Moon Zero Two (1969): All western clichés ever in space. Production and costume design so gloriously space age pop art my space eyes nearly did a lunar burst. Old school (as in "kaiju cinema and Italian space opera") miniature work to feast one's eyes on. On paper, this 1969 return of Hammer to SF film sounds like exactly the thing I'd want to see, but in practice, it's another one of those films that see aged filmmakers desperately grabbing for a new youth market without actually thinking through what they're doing. The result is a film half-hearted, disinterested, and boring, as if the producers and director Roy Ward Baker had assembled a series of elements they deigned to be hip without any clue what to do with them or just how to turn them into anything but a drag.

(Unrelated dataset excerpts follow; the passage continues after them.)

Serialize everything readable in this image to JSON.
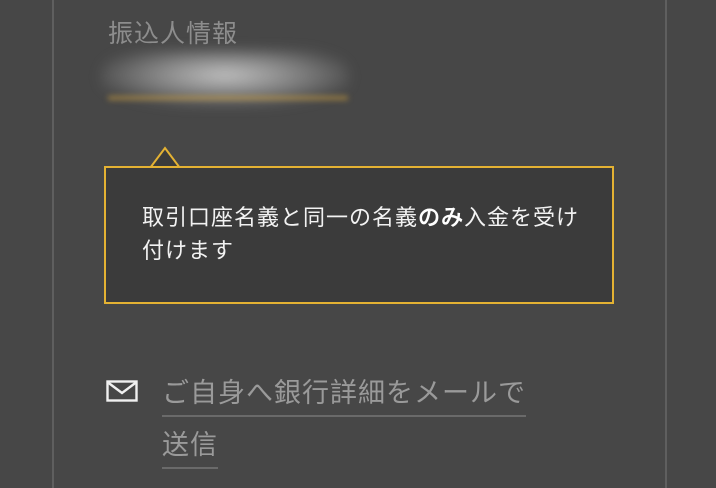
{
  "payer_section": {
    "label": "振込人情報"
  },
  "tooltip": {
    "text_part1": "取引口座名義と同一の名義",
    "text_bold": "のみ",
    "text_part2": "入金を受け付けます",
    "border_color": "#e4b233"
  },
  "email_action": {
    "icon": "envelope-icon",
    "label_line1": "ご自身へ銀行詳細をメールで",
    "label_line2": "送信"
  }
}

Ángel negro aka Black Angel (2000): Jorge Olguín's giallo-influenced slasher gets touted as Chile's first horror movie, which sounds rather improbable but might still be true. It's a student production and consequently suffers from the typical indie horror problems of dubious acting in the minor roles, scenes that start too early and end too late and the resulting glacial pace. However, while it's difficult to really recommend the film because of these problems, it does have some decent ideas, a general air of competence, and even two or three moody scenes, so I'm not averse to taking a look at Olguín's later movies. Talent enough for progression is there.

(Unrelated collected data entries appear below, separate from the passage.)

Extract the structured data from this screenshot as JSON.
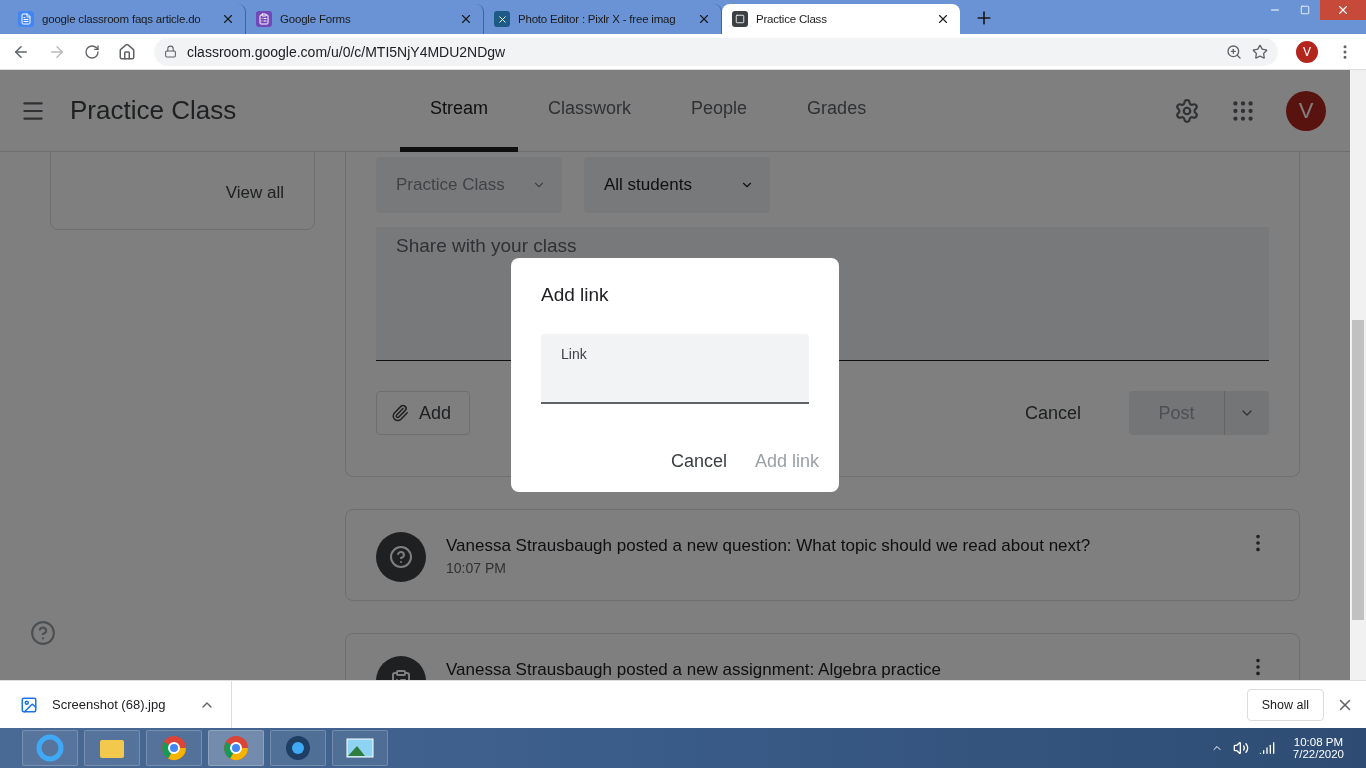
{
  "browser_tabs": [
    {
      "title": "google classroom faqs article.do",
      "kind": "docs",
      "selected": false
    },
    {
      "title": "Google Forms",
      "kind": "forms",
      "selected": false
    },
    {
      "title": "Photo Editor : Pixlr X - free imag",
      "kind": "pixlr",
      "selected": false
    },
    {
      "title": "Practice Class",
      "kind": "classroom",
      "selected": true
    }
  ],
  "address_bar": {
    "url": "classroom.google.com/u/0/c/MTI5NjY4MDU2NDgw",
    "profile_initial": "V"
  },
  "header": {
    "title": "Practice Class",
    "tabs": [
      {
        "label": "Stream",
        "selected": true
      },
      {
        "label": "Classwork",
        "selected": false
      },
      {
        "label": "People",
        "selected": false
      },
      {
        "label": "Grades",
        "selected": false
      }
    ],
    "avatar_initial": "V"
  },
  "sidebar": {
    "link": "View all"
  },
  "composer": {
    "class_select": "Practice Class",
    "audience_select": "All students",
    "placeholder": "Share with your class",
    "add_button": "Add",
    "cancel_button": "Cancel",
    "post_button": "Post"
  },
  "posts": [
    {
      "kind": "question",
      "text": "Vanessa Strausbaugh posted a new question: What topic should we read about next?",
      "time": "10:07 PM"
    },
    {
      "kind": "assignment",
      "text": "Vanessa Strausbaugh posted a new assignment: Algebra practice"
    }
  ],
  "dialog": {
    "title": "Add link",
    "field_label": "Link",
    "cancel": "Cancel",
    "confirm": "Add link",
    "confirm_disabled": true
  },
  "download_bar": {
    "file": "Screenshot (68).jpg",
    "show_all": "Show all"
  },
  "taskbar": {
    "time": "10:08 PM",
    "date": "7/22/2020"
  }
}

Sinbad and the Eye of the Tiger (1977): I've always had the impression that this is one of the lesser loved Harryhausen/Schneer mythological, but really, what's not to like except for Patrick Wayne's line delivery? After all, this is a movie where the Second Doctor leads Sinbad to Hyperborea so they can cure a prince from being a baboon while an evil sorceress chews scenery and builds a minotaur robot driven barque, while Ray Harryhausen provides the proper sense of wonder via a giant walrus, insect eyed demons, a troglodyte (with a horn like a demon out of a Nigerian Christian horror movie!) versus giant sabre-toothed tiger fight and other delights to warm the hearts of everyone who carries such a device in their breast. I also like how Sam Wanamaker's direction turns out to be slightly more dynamic than is typical of these films. All in all, this one's still a delight.